As a teen parent, Montgomery heard all the negatives. People told her she would never finish high school, let alone go to college. They said she would have trouble finding a good job, if she landed any work at all. She would live in poverty, depend on the government, and so would her children — Montgomery heard it all.
People expect teen parents to fail, Montgomery said. She discovered she fed off the negative energy.
“I expected more of myself,” she said.
Montgomery said an important moment was realizing her child was her legacy and she was no longer in the world alone. When she first felt her baby move, it was as though he were embracing her from the inside and telling her things were going to be OK.
Montgomery said she benefited greatly from the Onslow County Peers program, a United Way agency in her home county. The program’s representative came to her home and spoke to her only about her baby and their future.
There was no judgment, no blame.

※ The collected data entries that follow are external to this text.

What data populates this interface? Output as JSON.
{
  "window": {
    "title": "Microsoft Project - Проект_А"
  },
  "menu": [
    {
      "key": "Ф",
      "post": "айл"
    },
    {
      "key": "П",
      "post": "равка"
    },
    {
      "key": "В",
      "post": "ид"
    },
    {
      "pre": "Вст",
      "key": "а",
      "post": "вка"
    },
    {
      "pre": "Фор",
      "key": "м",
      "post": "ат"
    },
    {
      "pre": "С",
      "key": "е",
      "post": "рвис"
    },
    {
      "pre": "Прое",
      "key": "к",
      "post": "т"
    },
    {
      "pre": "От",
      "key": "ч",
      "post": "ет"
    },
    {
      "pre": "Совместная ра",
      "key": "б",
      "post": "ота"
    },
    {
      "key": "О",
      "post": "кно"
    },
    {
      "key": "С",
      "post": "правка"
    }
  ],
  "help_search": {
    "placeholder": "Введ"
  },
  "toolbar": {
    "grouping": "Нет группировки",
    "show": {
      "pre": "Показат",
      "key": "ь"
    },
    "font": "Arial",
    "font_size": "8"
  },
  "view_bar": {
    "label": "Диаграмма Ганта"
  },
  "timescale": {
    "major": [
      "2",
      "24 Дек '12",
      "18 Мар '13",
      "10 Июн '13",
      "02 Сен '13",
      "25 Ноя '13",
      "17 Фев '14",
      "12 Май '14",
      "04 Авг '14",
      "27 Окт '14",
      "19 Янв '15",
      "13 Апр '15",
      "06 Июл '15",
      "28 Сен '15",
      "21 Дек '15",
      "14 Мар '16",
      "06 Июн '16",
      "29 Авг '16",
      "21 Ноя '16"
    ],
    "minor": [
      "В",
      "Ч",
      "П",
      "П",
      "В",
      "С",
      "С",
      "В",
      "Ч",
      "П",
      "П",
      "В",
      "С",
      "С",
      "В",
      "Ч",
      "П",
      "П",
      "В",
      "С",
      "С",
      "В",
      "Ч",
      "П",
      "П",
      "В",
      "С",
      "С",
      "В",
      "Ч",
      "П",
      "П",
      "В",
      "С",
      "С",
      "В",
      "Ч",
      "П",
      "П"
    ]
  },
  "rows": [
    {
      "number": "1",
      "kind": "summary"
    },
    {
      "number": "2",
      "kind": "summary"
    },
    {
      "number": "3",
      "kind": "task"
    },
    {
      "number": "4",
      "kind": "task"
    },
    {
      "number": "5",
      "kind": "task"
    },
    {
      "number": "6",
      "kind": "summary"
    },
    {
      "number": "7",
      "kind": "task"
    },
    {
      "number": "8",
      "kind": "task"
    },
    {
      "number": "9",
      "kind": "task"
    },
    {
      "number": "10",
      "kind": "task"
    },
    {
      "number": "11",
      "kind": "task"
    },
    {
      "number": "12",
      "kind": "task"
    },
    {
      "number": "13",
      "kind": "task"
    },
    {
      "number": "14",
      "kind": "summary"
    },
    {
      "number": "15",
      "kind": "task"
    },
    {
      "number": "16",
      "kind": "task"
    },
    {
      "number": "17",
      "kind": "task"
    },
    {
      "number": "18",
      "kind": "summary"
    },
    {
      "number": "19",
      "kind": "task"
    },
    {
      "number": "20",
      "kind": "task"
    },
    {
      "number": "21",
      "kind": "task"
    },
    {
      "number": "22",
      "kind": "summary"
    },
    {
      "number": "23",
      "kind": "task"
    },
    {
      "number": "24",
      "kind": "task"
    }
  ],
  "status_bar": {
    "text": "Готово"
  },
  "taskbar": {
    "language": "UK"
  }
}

She said the person looked her in the eyes and focused first on what she was doing right. In turn, Montgomery refused to see herself as a victim or a statistic.
One in four teen mothers do not finish high school. Less than 2 percent earn a college degree before age 30.
Montgomery bucked those trends. She earned three college degrees, including a master’s. She is married now and has three boys. The oldest son is getting ready to enter college.
Montgomery told the teen parents in the room Thursday never to settle for what other people think you are or should be.
As Johnson said, having a child at such a young age can be a blessing. For some people, Montgomery added, it motivates you like nothing else.